ENFORCING THE RULES – STEP 1: Identify the problem & offer an alternative.
When you see your child doing something that “feels” like it requires a disciplinary response on your part, think first “How does what he is doing now break one of the four main rules???” If you have difficulty answering this, you probably should not be disciplining at all. Once you have made clear in your own mind the connection, you are ready to say to the child, “No, don’t do that, because…”. It is very important not to simply say no, but to also explain to the child why you are saying no, which means telling the child exactly how what he is doing is breaking one of the above rules.

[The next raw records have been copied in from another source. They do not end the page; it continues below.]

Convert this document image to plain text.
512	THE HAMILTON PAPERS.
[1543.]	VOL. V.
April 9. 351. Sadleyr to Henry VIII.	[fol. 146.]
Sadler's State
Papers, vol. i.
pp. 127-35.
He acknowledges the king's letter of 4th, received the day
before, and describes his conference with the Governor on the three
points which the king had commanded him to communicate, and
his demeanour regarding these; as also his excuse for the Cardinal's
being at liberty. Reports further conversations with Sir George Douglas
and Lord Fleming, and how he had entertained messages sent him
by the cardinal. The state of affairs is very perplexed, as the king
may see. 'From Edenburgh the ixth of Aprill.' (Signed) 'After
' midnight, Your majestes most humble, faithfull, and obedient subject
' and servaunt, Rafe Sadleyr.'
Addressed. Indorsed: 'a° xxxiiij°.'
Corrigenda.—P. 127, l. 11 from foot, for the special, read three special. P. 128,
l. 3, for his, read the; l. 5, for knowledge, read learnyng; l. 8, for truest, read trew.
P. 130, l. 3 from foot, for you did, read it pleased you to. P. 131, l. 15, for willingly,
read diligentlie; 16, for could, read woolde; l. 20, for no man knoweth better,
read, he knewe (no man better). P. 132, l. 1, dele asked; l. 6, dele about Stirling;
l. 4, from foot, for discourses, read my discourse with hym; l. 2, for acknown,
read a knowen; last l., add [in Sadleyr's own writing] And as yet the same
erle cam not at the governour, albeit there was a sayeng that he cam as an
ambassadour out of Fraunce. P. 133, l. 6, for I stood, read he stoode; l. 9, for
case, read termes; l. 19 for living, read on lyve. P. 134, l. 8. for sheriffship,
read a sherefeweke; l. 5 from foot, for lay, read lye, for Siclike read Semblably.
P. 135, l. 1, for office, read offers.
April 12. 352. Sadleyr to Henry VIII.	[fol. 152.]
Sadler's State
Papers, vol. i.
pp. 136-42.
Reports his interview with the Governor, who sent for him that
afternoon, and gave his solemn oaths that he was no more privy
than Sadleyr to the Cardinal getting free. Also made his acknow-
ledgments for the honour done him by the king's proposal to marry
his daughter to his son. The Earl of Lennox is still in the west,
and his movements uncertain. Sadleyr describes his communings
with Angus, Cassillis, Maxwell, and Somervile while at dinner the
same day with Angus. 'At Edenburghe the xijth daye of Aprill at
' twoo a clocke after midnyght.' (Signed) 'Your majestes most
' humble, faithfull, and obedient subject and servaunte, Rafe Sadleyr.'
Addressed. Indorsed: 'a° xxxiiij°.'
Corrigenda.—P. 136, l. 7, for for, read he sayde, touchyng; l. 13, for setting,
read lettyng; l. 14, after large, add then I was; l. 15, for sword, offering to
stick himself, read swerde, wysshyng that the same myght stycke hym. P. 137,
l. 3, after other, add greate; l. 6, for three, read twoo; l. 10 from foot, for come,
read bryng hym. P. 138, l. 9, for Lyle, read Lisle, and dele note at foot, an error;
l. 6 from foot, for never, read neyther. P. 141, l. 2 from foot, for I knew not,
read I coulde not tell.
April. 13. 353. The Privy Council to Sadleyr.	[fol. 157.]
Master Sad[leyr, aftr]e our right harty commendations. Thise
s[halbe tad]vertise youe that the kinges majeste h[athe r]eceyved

For example, one might say “No, don’t touch that knife,
it could hurt you and we don’t do things that are dangerous”.
Or, “No, don’t hit your sister, that hurts her and
we don’t hurt other people, you wouldn’t want her to hurt you”.
Or, you might say, “Go brush your teeth right now, everybody
in this family brushes their teeth before bedtime”.
After you have said “No” and explained why, you must then offer the child an alternative, or “a way to be good”. At the very least this alternative represents a necessary distraction.
The distraction is important because a young child simply told
“No” is “stuck” – he can’t think of anything but the thing that
he wanted to do that he has now been told not to do.
He thinks of the thing, he thinks of you, he thinks of the thing,
and he thinks of you. . . it is only a matter of time
before he goes back to the thing that he should not be doing.
It is important to provide him with something else to do
in order to help him out of this cycle.
However, when a parent gets good at it, offering “a way to be good” can be much more than just a distraction – it can be a very effective teaching tool. It can demonstrate ways of more appropriate behavior which can recognize, address, or express the child’s inner needs or feelings.
For instance, if a child is hitting you, after you have said no
and explained why we don’t hit, you can then say, “but I understand
that you are mad at me right now, why don’t you use your words
to tell me that you are mad at me – it is OK to be mad at mommy,
but it is not OK to hit”. Or, for a younger child who doesn’t
yet have sufficient language for the preceding example, you
could say, “but I understand you are feeling angry right now –
if you need to hit something go hit the stuffed animal or the
pillow, you can hit those things, but we don’t hit animals
or people because they have feelings”. In this way, you
recognize your child’s own legitimate feelings, validate
that it is all right to have those feelings, and teach
the child more appropriate ways of handling them.
Then, if the child stops the behavior and “takes” the offered way out, you can end your discipline on a positive note and give the child some praise.